Разговор не утихал целый вечер, обращаясь преимущественно около политических новостей. В конце вечера он особенно оживился, когда дело зашло о наградах, пожалованных государем.
– Ведь получил же в прошлом году NN табакерку с портретом, – говорил l'homme a l'esprit profond, [человек глубокого ума,] – почему же SS не может получить той же награды?
– Je vous demande pardon, une tabatiere avec le portrait de l'Empereur est une recompense, mais point une distinction, – сказал дипломат, un cadeau plutot. [Извините, табакерка с портретом Императора есть награда, а не отличие; скорее подарок.]
– Il y eu plutot des antecedents, je vous citerai Schwarzenberg. [Были примеры – Шварценберг.]
– C'est impossible, [Это невозможно,] – возразил другой.
– Пари. Le grand cordon, c'est different… [Лента – это другое дело…]
Когда все поднялись, чтоб уезжать, Элен, очень мало говорившая весь вечер, опять обратилась к Борису с просьбой и ласковым, значительным приказанием, чтобы он был у нее во вторник.
– Мне это очень нужно, – сказала она с улыбкой, оглядываясь на Анну Павловну, и Анна Павловна той грустной улыбкой, которая сопровождала ее слова при речи о своей высокой покровительнице, подтвердила желание Элен. Казалось, что в этот вечер из каких то слов, сказанных Борисом о прусском войске, Элен вдруг открыла необходимость видеть его. Она как будто обещала ему, что, когда он приедет во вторник, она объяснит ему эту необходимость.

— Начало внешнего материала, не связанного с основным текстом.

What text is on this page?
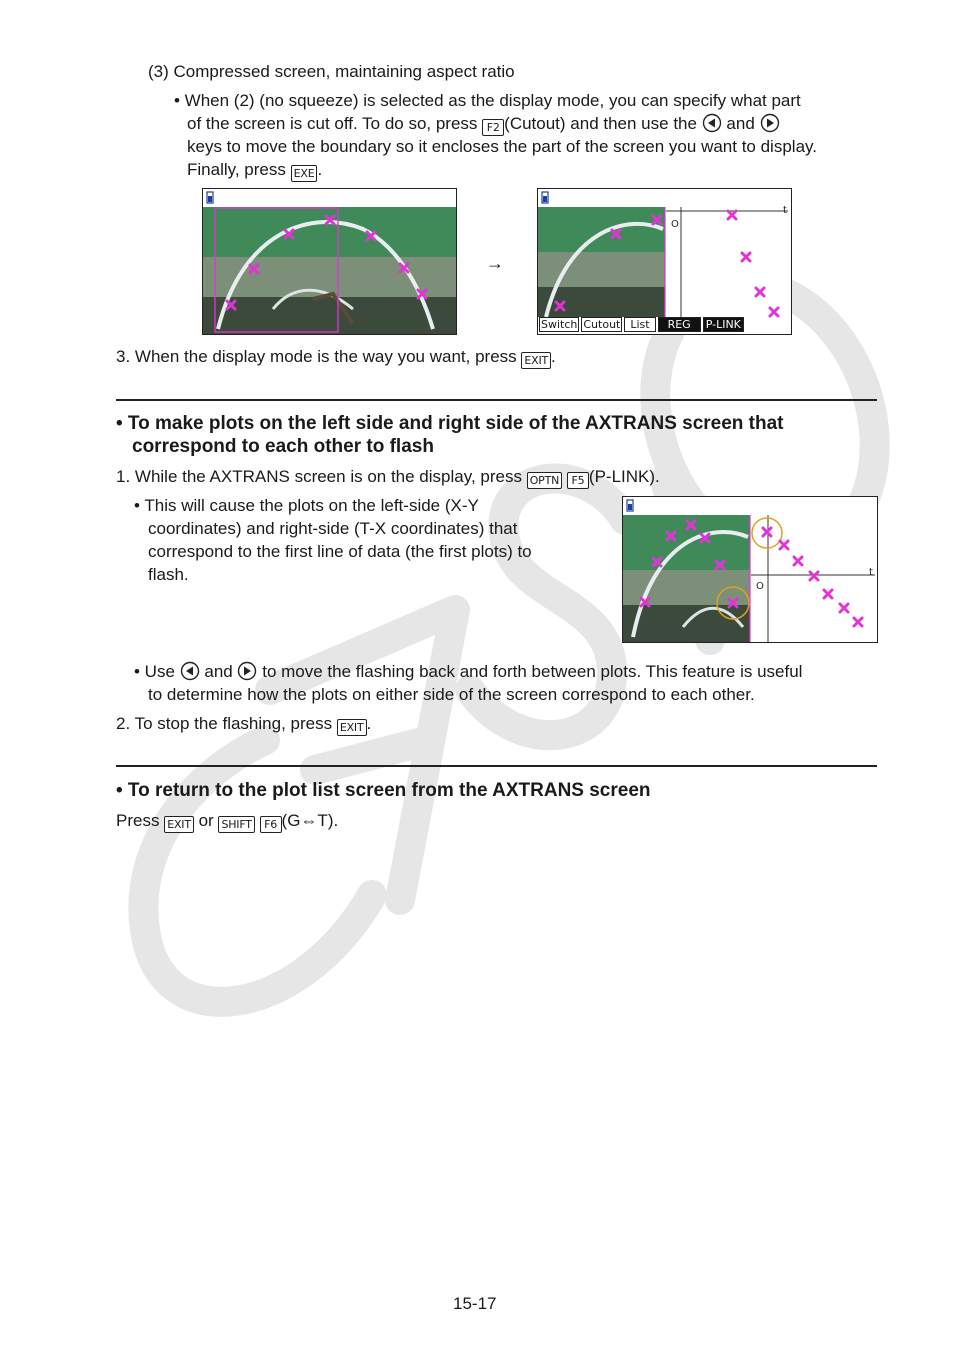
(3) Compressed screen, maintaining aspect ratio
• When (2) (no squeeze) is selected as the display mode, you can specify what part
of the screen is cut off. To do so, press F2 (Cutout) and then use the and
keys to move the boundary so it encloses the part of the screen you want to display.
Finally, press EXE .
→
O
t
Switch Cutout List	REG	P-LINK
3. When the display mode is the way you want, press EXIT .
• To make plots on the left side and right side of the AXTRANS screen that
correspond to each other to flash
1. While the AXTRANS screen is on the display, press OPTN F5 (P-LINK).
• This will cause the plots on the left-side (X-Y
coordinates) and right-side (T-X coordinates) that
correspond to the first line of data (the first plots) to
flash.
O
t
• Use and to move the flashing back and forth between plots. This feature is useful
to determine how the plots on either side of the screen correspond to each other.
2. To stop the flashing, press EXIT .
• To return to the plot list screen from the AXTRANS screen
Press EXIT or SHIFT F6 (G⇔T).
15-17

Приехав во вторник вечером в великолепный салон Элен, Борис не получил ясного объяснения, для чего было ему необходимо приехать. Были другие гости, графиня мало говорила с ним, и только прощаясь, когда он целовал ее руку, она с странным отсутствием улыбки, неожиданно, шопотом, сказала ему: Venez demain diner… le soir. Il faut que vous veniez… Venez. [Приезжайте завтра обедать… вечером. Надо, чтоб вы приехали… Приезжайте.]
В этот свой приезд в Петербург Борис сделался близким человеком в доме графини Безуховой.


Война разгоралась, и театр ее приближался к русским границам. Всюду слышались проклятия врагу рода человеческого Бонапартию; в деревнях собирались ратники и рекруты, и с театра войны приходили разноречивые известия, как всегда ложные и потому различно перетолковываемые.
Жизнь старого князя Болконского, князя Андрея и княжны Марьи во многом изменилась с 1805 года.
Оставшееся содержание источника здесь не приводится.